Readers should remember that this type of observational study cannot prove that sleep deprivation directly causes brain atrophy in people with these genes. This study provides evidence of a relationship but does not definitively establish causation. It is also important to note that the observed differences in brain volume and memory scores were relatively small. Having one of these genetic mutations does not guarantee that you will develop Alzheimer’s disease.
The researchers noted some specific limitations to their methodology. Sleep data relied entirely on self-report questionnaires, which are notoriously subjective. Human memory is often imperfect, and participants may not have been able to accurately recall their exact sleep habits over the past month. Additionally, the sample size for the long-term follow-up portion of the study was somewhat small, which may make it difficult to detect subtle biological changes.
The study group was mostly comprised of white, highly educated people. This lack of diversity means that the results may not apply equally to different populations. The researchers also specifically selected participants who already had significant amyloid beta buildup in their brains. This particular selection criterion means that the findings may not be transmitted to a broader, healthier population.

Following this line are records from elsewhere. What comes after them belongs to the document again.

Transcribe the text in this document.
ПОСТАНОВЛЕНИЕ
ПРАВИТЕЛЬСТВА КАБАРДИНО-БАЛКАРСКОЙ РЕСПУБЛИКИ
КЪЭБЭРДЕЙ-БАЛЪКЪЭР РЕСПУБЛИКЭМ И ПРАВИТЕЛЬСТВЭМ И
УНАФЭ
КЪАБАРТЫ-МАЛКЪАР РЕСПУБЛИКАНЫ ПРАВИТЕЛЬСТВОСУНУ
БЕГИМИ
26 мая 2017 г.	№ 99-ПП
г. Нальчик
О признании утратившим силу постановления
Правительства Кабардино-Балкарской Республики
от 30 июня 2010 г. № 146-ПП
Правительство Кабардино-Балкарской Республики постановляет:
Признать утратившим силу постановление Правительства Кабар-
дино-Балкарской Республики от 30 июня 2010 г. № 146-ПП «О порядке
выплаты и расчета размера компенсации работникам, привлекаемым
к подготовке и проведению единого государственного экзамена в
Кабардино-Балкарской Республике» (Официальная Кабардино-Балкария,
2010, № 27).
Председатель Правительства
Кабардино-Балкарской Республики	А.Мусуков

“However, we are not at the stage to recommend genetic testing; our findings need to be replicated in larger and more diverse cohorts,” Porter said. Understanding the precise biological function of these genetic mutations in a laboratory setting may also help explain how they physically affect the brain. Until then, these findings highlight the potential for personalized medicine in neurological care. Tracking genetic vulnerabilities could ultimately help doctors provide targeted lifestyle recommendations to older adults.
“This brings us closer to understanding why some people decline faster than others, despite on paper having similar risks,” said Simon Laws, director of Edith Cowan University’s Center for Precision Health. “Rather than treating everyone at risk for Alzheimer’s disease the same, identifying who is most vulnerable and who is most likely to benefit from specific lifestyle interventions is where precision medicine comes in.” Taking active steps to improve sleep hygiene may act as a practical safeguard against age-related cognitive decline.
The study, “Evidence for a direct and sleep-regulated relationship between aquaporin-4 gene variation and Alzheimer’s disease phenotype,” was authored by Tenielle Porter, Ayeisha Milligan Armstrong, Eleanor K. O’Brien, Vincent Doré, Pierrick Bourgeat, Mitchell Turner, Paul Maruff, Christopher C. Rowe, Belinda M. Brown, Victor L. Villemagne, and Stephanie. R. Rainey-Smith, Simon M. Laws, and the AIBL Research Group.